Perl regex search/replace FAQ: How do I replace every TAB character in a file with a comma? (More generally, how do I search for a Perl regex pattern, and replace it with a different string?)
Replacing each TAB character in a file with a comma character can be accomplished several different ways with Perl. The key in any approach is to perform a Perl regex search and replace operation.
(Note: Please make a backup of your file(s) before continuing.)
My favorite way to solve this problem is to run a Perl search and replace command from the Linux command line.
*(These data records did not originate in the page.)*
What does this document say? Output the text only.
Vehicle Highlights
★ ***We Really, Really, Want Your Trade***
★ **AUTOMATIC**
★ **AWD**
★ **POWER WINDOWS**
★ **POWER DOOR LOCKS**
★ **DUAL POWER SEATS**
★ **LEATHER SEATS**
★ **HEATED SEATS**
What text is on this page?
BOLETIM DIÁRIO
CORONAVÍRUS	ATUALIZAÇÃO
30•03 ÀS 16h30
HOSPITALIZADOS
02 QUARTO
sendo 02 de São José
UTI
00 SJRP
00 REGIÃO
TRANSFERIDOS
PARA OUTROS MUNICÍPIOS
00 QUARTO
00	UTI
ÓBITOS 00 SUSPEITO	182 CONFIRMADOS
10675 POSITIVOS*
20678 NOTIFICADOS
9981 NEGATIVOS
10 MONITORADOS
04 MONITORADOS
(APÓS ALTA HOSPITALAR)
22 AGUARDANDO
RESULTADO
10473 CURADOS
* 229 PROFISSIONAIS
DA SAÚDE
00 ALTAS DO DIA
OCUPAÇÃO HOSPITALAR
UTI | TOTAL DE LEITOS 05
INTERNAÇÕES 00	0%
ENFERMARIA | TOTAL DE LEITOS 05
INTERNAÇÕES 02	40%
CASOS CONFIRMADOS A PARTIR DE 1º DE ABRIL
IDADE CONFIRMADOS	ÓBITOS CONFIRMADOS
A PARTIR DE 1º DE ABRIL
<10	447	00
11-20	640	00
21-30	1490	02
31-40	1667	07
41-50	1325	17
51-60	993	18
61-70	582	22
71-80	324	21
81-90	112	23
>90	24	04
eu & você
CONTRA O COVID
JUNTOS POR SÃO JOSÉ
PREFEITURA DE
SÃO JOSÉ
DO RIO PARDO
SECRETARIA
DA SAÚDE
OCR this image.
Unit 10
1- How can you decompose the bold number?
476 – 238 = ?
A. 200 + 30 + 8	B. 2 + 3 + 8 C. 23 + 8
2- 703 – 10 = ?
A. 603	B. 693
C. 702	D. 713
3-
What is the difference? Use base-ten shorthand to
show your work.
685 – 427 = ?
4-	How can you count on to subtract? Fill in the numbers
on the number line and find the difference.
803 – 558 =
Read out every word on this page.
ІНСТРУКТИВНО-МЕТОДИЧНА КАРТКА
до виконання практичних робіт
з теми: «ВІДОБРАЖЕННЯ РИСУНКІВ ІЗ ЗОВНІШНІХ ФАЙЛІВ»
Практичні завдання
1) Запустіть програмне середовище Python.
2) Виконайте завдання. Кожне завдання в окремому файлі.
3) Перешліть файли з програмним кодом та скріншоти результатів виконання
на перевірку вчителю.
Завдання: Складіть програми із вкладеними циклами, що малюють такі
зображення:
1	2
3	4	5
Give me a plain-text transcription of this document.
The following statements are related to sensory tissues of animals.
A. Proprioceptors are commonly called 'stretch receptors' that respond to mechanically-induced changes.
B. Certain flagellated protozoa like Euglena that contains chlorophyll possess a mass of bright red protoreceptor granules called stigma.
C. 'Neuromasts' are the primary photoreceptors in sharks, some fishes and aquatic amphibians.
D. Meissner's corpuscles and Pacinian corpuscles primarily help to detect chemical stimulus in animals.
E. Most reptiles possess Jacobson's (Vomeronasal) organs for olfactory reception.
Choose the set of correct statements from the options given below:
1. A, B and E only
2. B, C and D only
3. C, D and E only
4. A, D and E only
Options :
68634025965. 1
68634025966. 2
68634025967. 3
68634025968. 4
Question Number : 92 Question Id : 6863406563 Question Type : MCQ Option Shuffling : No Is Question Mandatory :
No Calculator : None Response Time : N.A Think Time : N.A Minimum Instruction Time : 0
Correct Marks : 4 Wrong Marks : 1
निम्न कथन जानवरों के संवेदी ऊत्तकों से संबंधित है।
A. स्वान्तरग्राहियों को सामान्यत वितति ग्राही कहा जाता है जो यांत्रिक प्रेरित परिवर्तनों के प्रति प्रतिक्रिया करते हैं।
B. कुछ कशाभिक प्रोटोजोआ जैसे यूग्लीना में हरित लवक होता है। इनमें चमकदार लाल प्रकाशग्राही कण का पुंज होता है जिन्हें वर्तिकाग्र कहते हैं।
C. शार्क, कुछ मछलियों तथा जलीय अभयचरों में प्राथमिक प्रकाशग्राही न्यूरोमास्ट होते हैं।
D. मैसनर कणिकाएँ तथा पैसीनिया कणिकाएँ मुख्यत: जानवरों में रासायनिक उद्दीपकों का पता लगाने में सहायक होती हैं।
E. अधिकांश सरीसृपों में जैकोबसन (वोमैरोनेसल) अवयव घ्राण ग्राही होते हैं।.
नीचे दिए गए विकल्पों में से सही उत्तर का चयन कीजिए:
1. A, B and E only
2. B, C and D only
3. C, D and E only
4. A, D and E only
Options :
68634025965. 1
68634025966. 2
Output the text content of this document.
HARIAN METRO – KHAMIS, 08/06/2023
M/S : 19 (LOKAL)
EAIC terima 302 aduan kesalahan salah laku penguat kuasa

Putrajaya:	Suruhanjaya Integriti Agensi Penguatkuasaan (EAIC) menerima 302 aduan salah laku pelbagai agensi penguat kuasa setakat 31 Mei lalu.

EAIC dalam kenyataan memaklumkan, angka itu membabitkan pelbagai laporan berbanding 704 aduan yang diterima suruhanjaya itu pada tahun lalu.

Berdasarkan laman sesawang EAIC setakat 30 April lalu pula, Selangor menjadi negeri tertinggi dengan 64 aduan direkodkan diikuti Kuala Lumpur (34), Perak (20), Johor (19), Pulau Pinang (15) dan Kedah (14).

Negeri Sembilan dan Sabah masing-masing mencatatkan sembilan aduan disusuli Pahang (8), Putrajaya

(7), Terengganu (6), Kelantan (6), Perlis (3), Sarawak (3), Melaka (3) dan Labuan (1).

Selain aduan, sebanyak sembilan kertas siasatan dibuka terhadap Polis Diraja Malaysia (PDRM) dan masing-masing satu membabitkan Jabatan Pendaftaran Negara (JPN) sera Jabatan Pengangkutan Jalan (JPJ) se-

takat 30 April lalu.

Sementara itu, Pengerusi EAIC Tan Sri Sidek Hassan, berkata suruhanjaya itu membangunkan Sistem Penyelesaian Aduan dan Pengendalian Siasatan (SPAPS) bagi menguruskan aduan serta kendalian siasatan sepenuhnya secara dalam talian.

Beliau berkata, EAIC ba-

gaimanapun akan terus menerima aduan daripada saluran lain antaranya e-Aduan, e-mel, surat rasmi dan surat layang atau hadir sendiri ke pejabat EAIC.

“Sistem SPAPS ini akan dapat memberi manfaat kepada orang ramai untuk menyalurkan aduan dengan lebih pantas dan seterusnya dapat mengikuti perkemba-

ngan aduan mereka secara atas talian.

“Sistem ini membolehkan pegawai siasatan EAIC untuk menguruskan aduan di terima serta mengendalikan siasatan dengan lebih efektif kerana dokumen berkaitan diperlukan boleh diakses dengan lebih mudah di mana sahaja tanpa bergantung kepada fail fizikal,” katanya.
I like to do this using a command which edits the file in place, so I don't have to do that pesky process of making the changes, saving them to a different file, and then having to rename that new file to the old filename.
So, to run a Perl search and replace command from the command line, and edit the file in place, use this command:
perl -pi.bak -e 's/\t/,/g' myfile.txt
This command makes the search-and-replace changes to the file 'myfile.txt', and in this case I also make a backup file named
myfile.txt.bak (in case we make an error). The new version of
myfile.txt contains the changes you just made -- all the TAB characters have been converted to commas.
The command line options I used in this Perl example are:
-p Assumes an input loop around your script. -i EXT Files processed by the <> construct are to be edited in-place. -e COMMANDS May be used to enter one line of a script (or, in this case, a one-line script).
Of course the more general question is "How do I replace every instance of Character A with Character B in a file with Perl?" Just replace the TAB and comma in the Perl code/command I shared above, and you should be in good shape.
I just ran into a situation where I needed to convert a tab-delimited spreadsheet file into a comma-delimited file I could import into a database, and used this exact command.
Note that this is an improvement over the Unix sed command, where you can't edit a file in-place. With sed, you have to open the original file, read it's contents, write the changes to a new file, move the original file to a backup name, and then move the new file to the original file name. This is easier done than said, but requires the use of a shell wrapper. Using Perl to edit the file in-place is certainly much easier.